Why the NFL’s 14-team playoff proposal is a good thing

Patrick Mahomes celebrates the Chiefs' AFC championship game victory

Patrick Mahomes celebrates the Chiefs' AFC championship game victory. AP

CLEVELAND, Ohio -- Let’s start with the following acknowledgement: This is all about money.

The NFL’s idea of expanding the playoffs to one additional team per conference has led to plenty of tweets about who would have made the playoffs under this format and how it might benefit coaches on the hot seat who just missed.

But this is, at its core, really about money and two more games on TV during Wild Card weekend -- and it’s probably not coincidental this push is coming with new TV deals on the horizon.

Hey, the NFL’s a business. As for the potential 17-game schedule? We’ll see.

The new playoff format? I like it. Here’s why:

1. It’s not too much

The NFL is never one to shy away from excess -- the draft is three days long, after all. Adding one team to each conference’s playoff picture doesn’t qualify as excess.

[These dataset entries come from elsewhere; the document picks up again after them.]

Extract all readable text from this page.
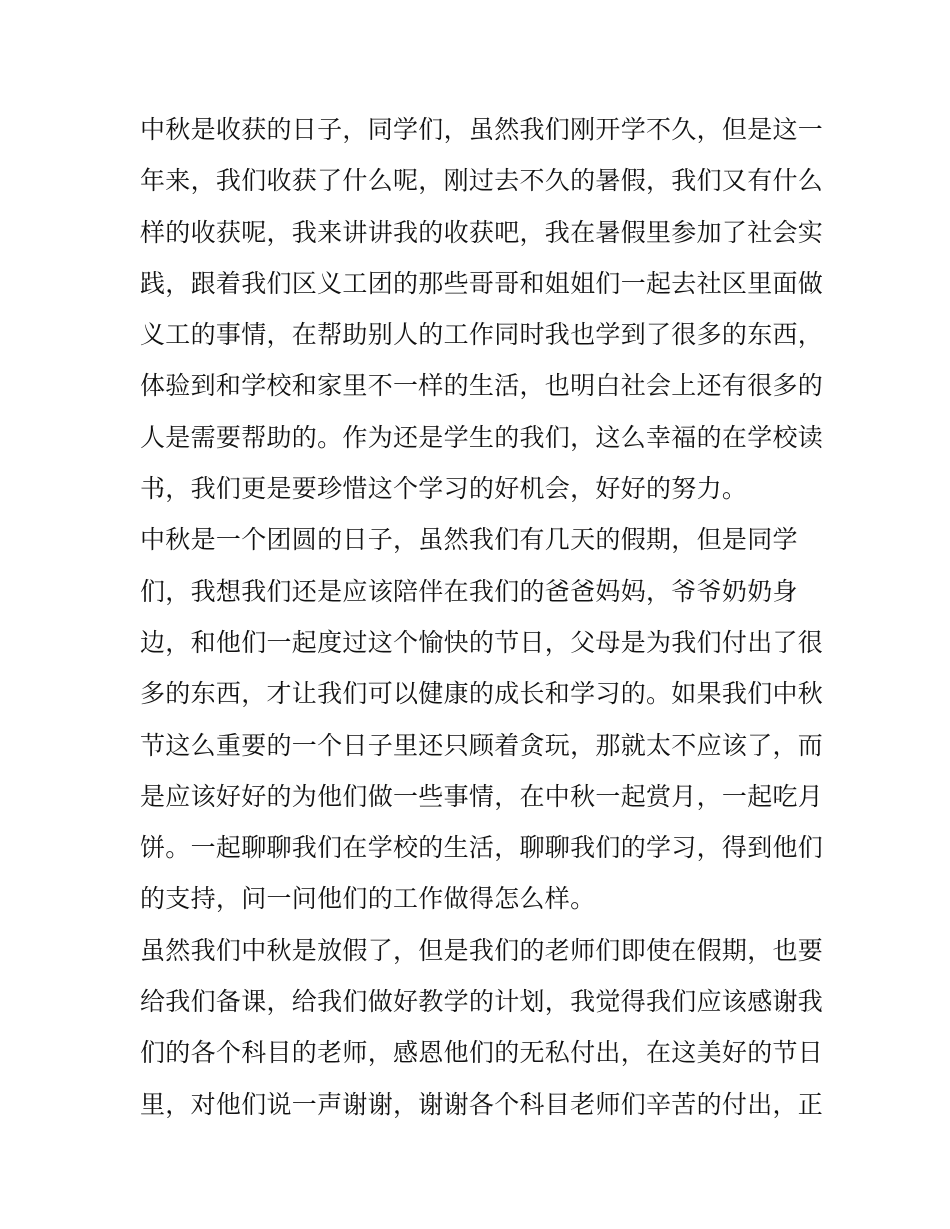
中秋是收获的日子，同学们，虽然我们刚开学不久，但是这一
年来，我们收获了什么呢，刚过去不久的暑假，我们又有什么
样的收获呢，我来讲讲我的收获吧，我在暑假里参加了社会实
践，跟着我们区义工团的那些哥哥和姐姐们一起去社区里面做
义工的事情，在帮助别人的工作同时我也学到了很多的东西，
体验到和学校和家里不一样的生活，也明白社会上还有很多的
人是需要帮助的。作为还是学生的我们，这么幸福的在学校读
书，我们更是要珍惜这个学习的好机会，好好的努力。
中秋是一个团圆的日子，虽然我们有几天的假期，但是同学
们，我想我们还是应该陪伴在我们的爸爸妈妈，爷爷奶奶身
边，和他们一起度过这个愉快的节日，父母是为我们付出了很
多的东西，才让我们可以健康的成长和学习的。如果我们中秋
节这么重要的一个日子里还只顾着贪玩，那就太不应该了，而
是应该好好的为他们做一些事情，在中秋一起赏月，一起吃月
饼。一起聊聊我们在学校的生活，聊聊我们的学习，得到他们
的支持，问一问他们的工作做得怎么样。
虽然我们中秋是放假了，但是我们的老师们即使在假期，也要
给我们备课，给我们做好教学的计划，我觉得我们应该感谢我
们的各个科目的老师，感恩他们的无私付出，在这美好的节日
里，对他们说一声谢谢，谢谢各个科目老师们辛苦的付出，正
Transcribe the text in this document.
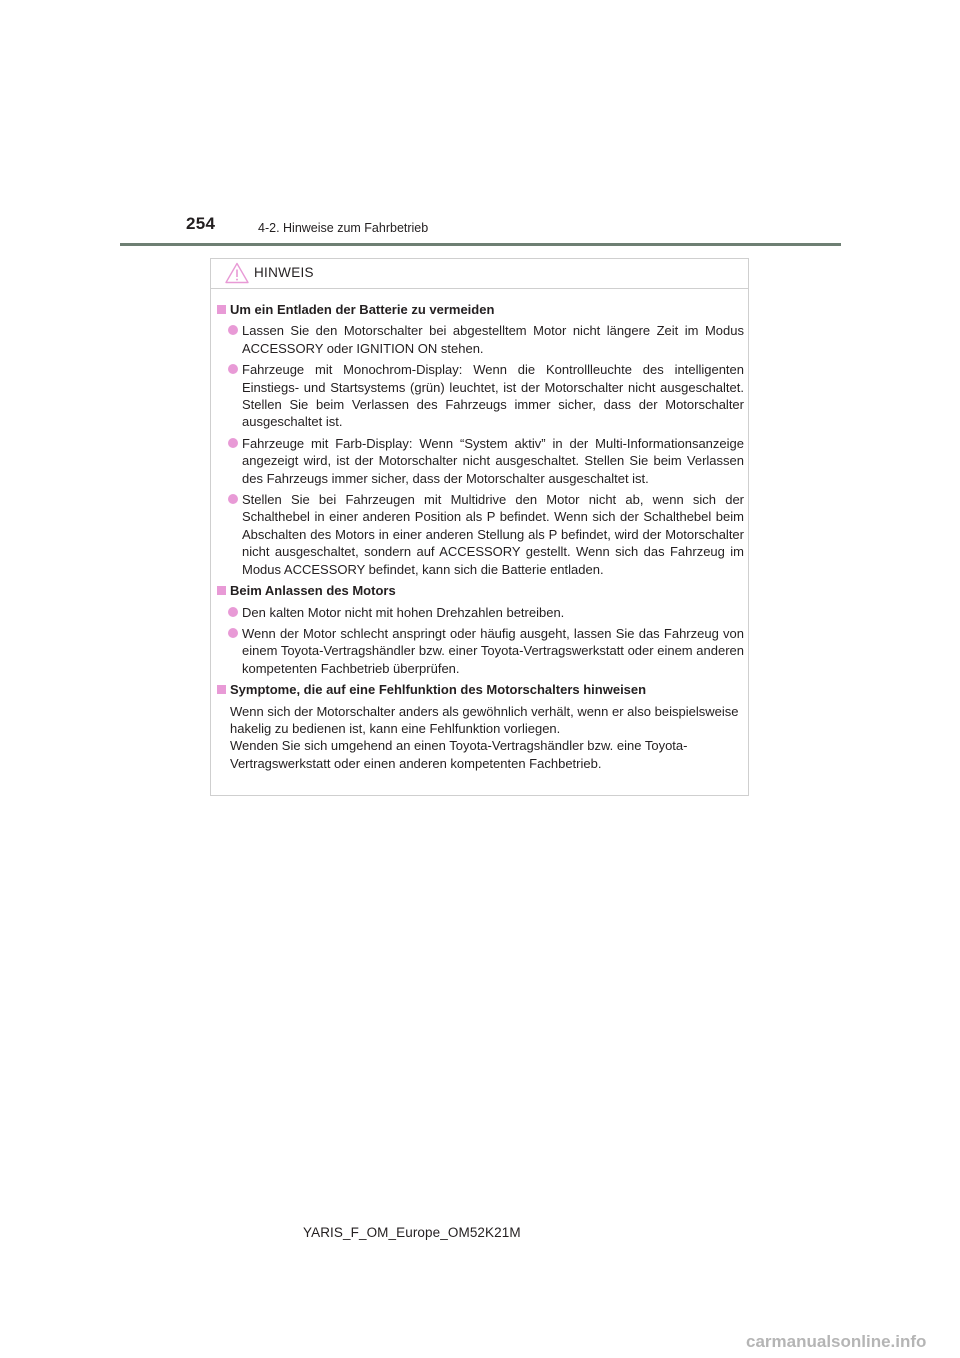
254	4-2. Hinweise zum Fahrbetrieb
HINWEIS
Um ein Entladen der Batterie zu vermeiden
Lassen Sie den Motorschalter bei abgestelltem Motor nicht längere Zeit im Modus ACCESSORY oder IGNITION ON stehen.
Fahrzeuge mit Monochrom-Display: Wenn die Kontrollleuchte des intelligenten Einstiegs- und Startsystems (grün) leuchtet, ist der Motorschalter nicht ausgeschaltet. Stellen Sie beim Verlassen des Fahrzeugs immer sicher, dass der Motorschalter ausgeschaltet ist.
Fahrzeuge mit Farb-Display: Wenn “System aktiv” in der Multi-Informationsanzeige angezeigt wird, ist der Motorschalter nicht ausgeschaltet. Stellen Sie beim Verlassen des Fahrzeugs immer sicher, dass der Motorschalter ausgeschaltet ist.
Stellen Sie bei Fahrzeugen mit Multidrive den Motor nicht ab, wenn sich der Schalthebel in einer anderen Position als P befindet. Wenn sich der Schalthebel beim Abschalten des Motors in einer anderen Stellung als P befindet, wird der Motorschalter nicht ausgeschaltet, sondern auf ACCESSORY gestellt. Wenn sich das Fahrzeug im Modus ACCESSORY befindet, kann sich die Batterie entladen.
Beim Anlassen des Motors
Den kalten Motor nicht mit hohen Drehzahlen betreiben.
Wenn der Motor schlecht anspringt oder häufig ausgeht, lassen Sie das Fahrzeug von einem Toyota-Vertragshändler bzw. einer Toyota-Vertragswerkstatt oder einem anderen kompetenten Fachbetrieb überprüfen.
Symptome, die auf eine Fehlfunktion des Motorschalters hinweisen
Wenn sich der Motorschalter anders als gewöhnlich verhält, wenn er also beispielsweise hakelig zu bedienen ist, kann eine Fehlfunktion vorliegen.
Wenden Sie sich umgehend an einen Toyota-Vertragshändler bzw. eine Toyota-Vertragswerkstatt oder einen anderen kompetenten Fachbetrieb.
YARIS_F_OM_Europe_OM52K21M
carmanualsonline.info
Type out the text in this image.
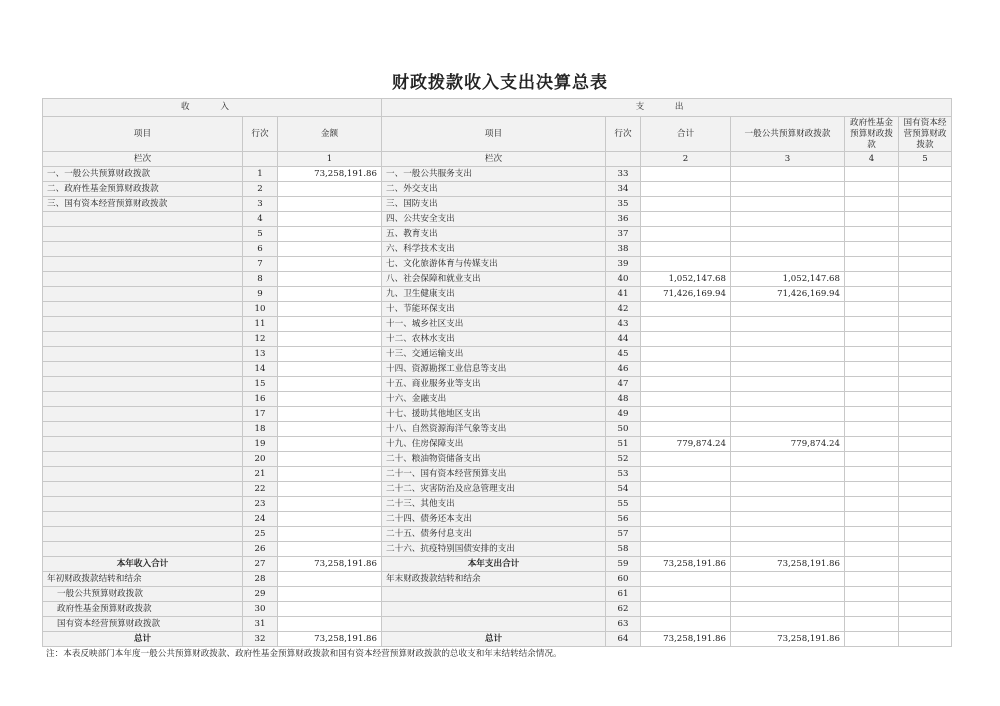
财政拨款收入支出决算总表
收 入			支 出					
项目	行次	金额	项目	行次	合计	一般公共预算财政拨款	政府性基金预算财政拨款	国有资本经营预算财政拨款
栏次		1	栏次		2	3	4	5
一、一般公共预算财政拨款	1	73,258,191.86	一、一般公共服务支出	33				
二、政府性基金预算财政拨款	2		二、外交支出	34				
三、国有资本经营预算财政拨款	3		三、国防支出	35				
	4		四、公共安全支出	36				
	5		五、教育支出	37				
	6		六、科学技术支出	38				
	7		七、文化旅游体育与传媒支出	39				
	8		八、社会保障和就业支出	40	1,052,147.68	1,052,147.68		
	9		九、卫生健康支出	41	71,426,169.94	71,426,169.94		
	10		十、节能环保支出	42				
	11		十一、城乡社区支出	43				
	12		十二、农林水支出	44				
	13		十三、交通运输支出	45				
	14		十四、资源勘探工业信息等支出	46				
	15		十五、商业服务业等支出	47				
	16		十六、金融支出	48				
	17		十七、援助其他地区支出	49				
	18		十八、自然资源海洋气象等支出	50				
	19		十九、住房保障支出	51	779,874.24	779,874.24		
	20		二十、粮油物资储备支出	52				
	21		二十一、国有资本经营预算支出	53				
	22		二十二、灾害防治及应急管理支出	54				
	23		二十三、其他支出	55				
	24		二十四、债务还本支出	56				
	25		二十五、债务付息支出	57				
	26		二十六、抗疫特别国债安排的支出	58				
本年收入合计	27	73,258,191.86	本年支出合计	59	73,258,191.86	73,258,191.86		
年初财政拨款结转和结余	28		年末财政拨款结转和结余	60				
一般公共预算财政拨款	29			61				
政府性基金预算财政拨款	30			62				
国有资本经营预算财政拨款	31			63				
总计	32	73,258,191.86	总计	64	73,258,191.86	73,258,191.86		

注：本表反映部门本年度一般公共预算财政拨款、政府性基金预算财政拨款和国有资本经营预算财政拨款的总收支和年末结转结余情况。
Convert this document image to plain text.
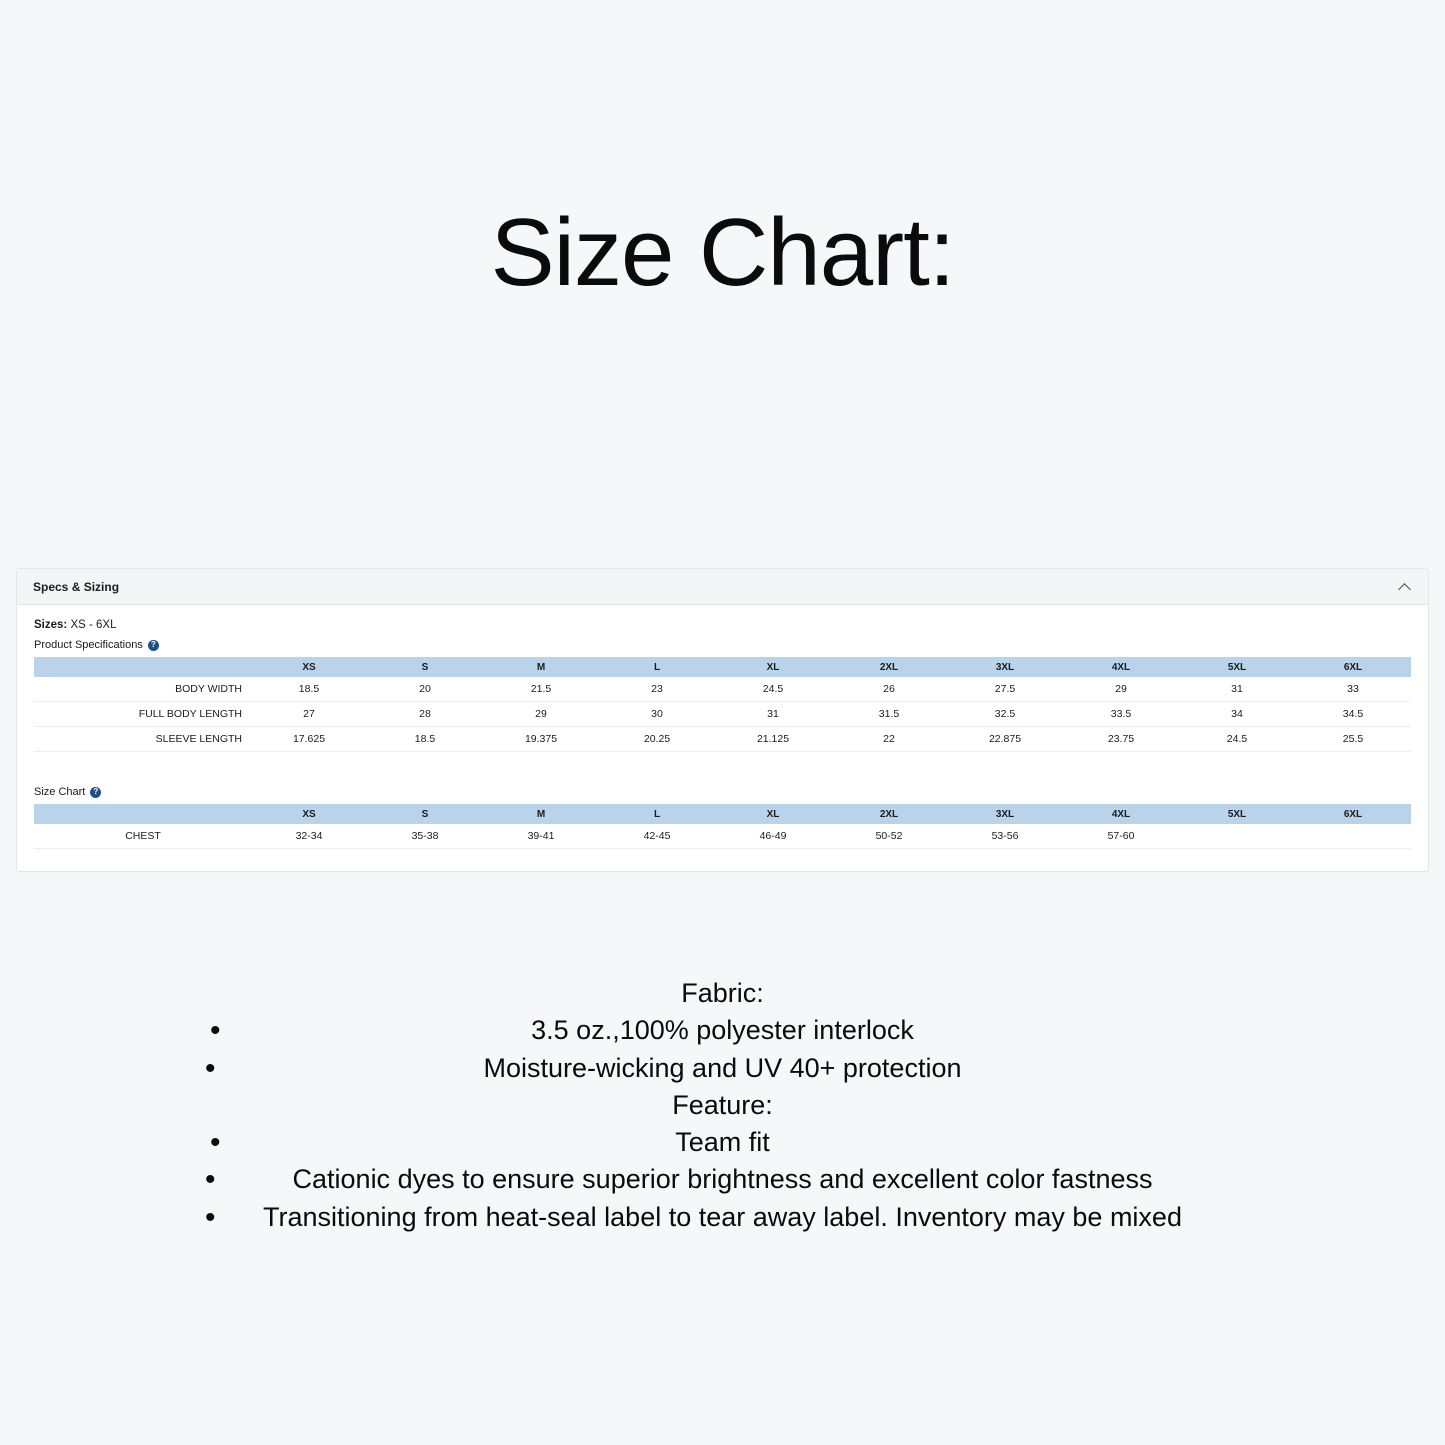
Size Chart:
Specs & Sizing
Sizes: XS - 6XL
Product Specifications	?
	XS	S	M	L	XL	2XL	3XL	4XL	5XL	6XL
BODY WIDTH	18.5	20	21.5	23	24.5	26	27.5	29	31	33
FULL BODY LENGTH	27	28	29	30	31	31.5	32.5	33.5	34	34.5
SLEEVE LENGTH	17.625	18.5	19.375	20.25	21.125	22	22.875	23.75	24.5	25.5
Size Chart	?
	XS	S	M	L	XL	2XL	3XL	4XL	5XL	6XL
CHEST	32-34	35-38	39-41	42-45	46-49	50-52	53-56	57-60		
Fabric:
• 3.5 oz.,100% polyester interlock
• Moisture-wicking and UV 40+ protection
Feature:
• Team fit
• Cationic dyes to ensure superior brightness and excellent color fastness
• Transitioning from heat-seal label to tear away label. Inventory may be mixed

I’ve never had a problem with the idea of good teams missing the playoffs. I’ve always appreciated baseball’s minimalist approach, even as they’ve added wild-card teams. Yes, it stinks in years when a 90-win team misses the postseason, but quality is better than quantity in the playoffs.

Adding a seventh team opens the door to a little more mediocrity in the playoffs, but it could also benefit teams who scuffle through difficult early schedules or teams who get hot toward the end of the year.

At some point, the league will go too far. This isn’t it.

2. It increases the importance of the top seed

I’m always in favor of doing as much as possible to benefit the best teams in the league, and this benefits the best team in each conference. Home-field advantage throughout was always a nice carrot, but it hasn’t always been the end-all, go-all-out carrot this would offer.

Having an opening-week playoff bye has been valuable, and now you’re reducing it only to the team with the best record in each conference. Teams will go all-out for it at the end of the season.

3. The ‘In the Hunt’ graphic is even more interesting

Who doesn’t love seeing their team on the “In the Hunt” graphics in December?

While the top teams battle it out for seeding, this allows for a few more teams to wrestle around at the bottom of the playoff pool. More scenarios, more teams with a faint shot, more meaningful games -- Why not?

Does it mean we end up with a couple undeserving teams playing the first weekend? Probably. They’ll get weeded out. Are you really going to complain about another two football games on Wild Card weekend?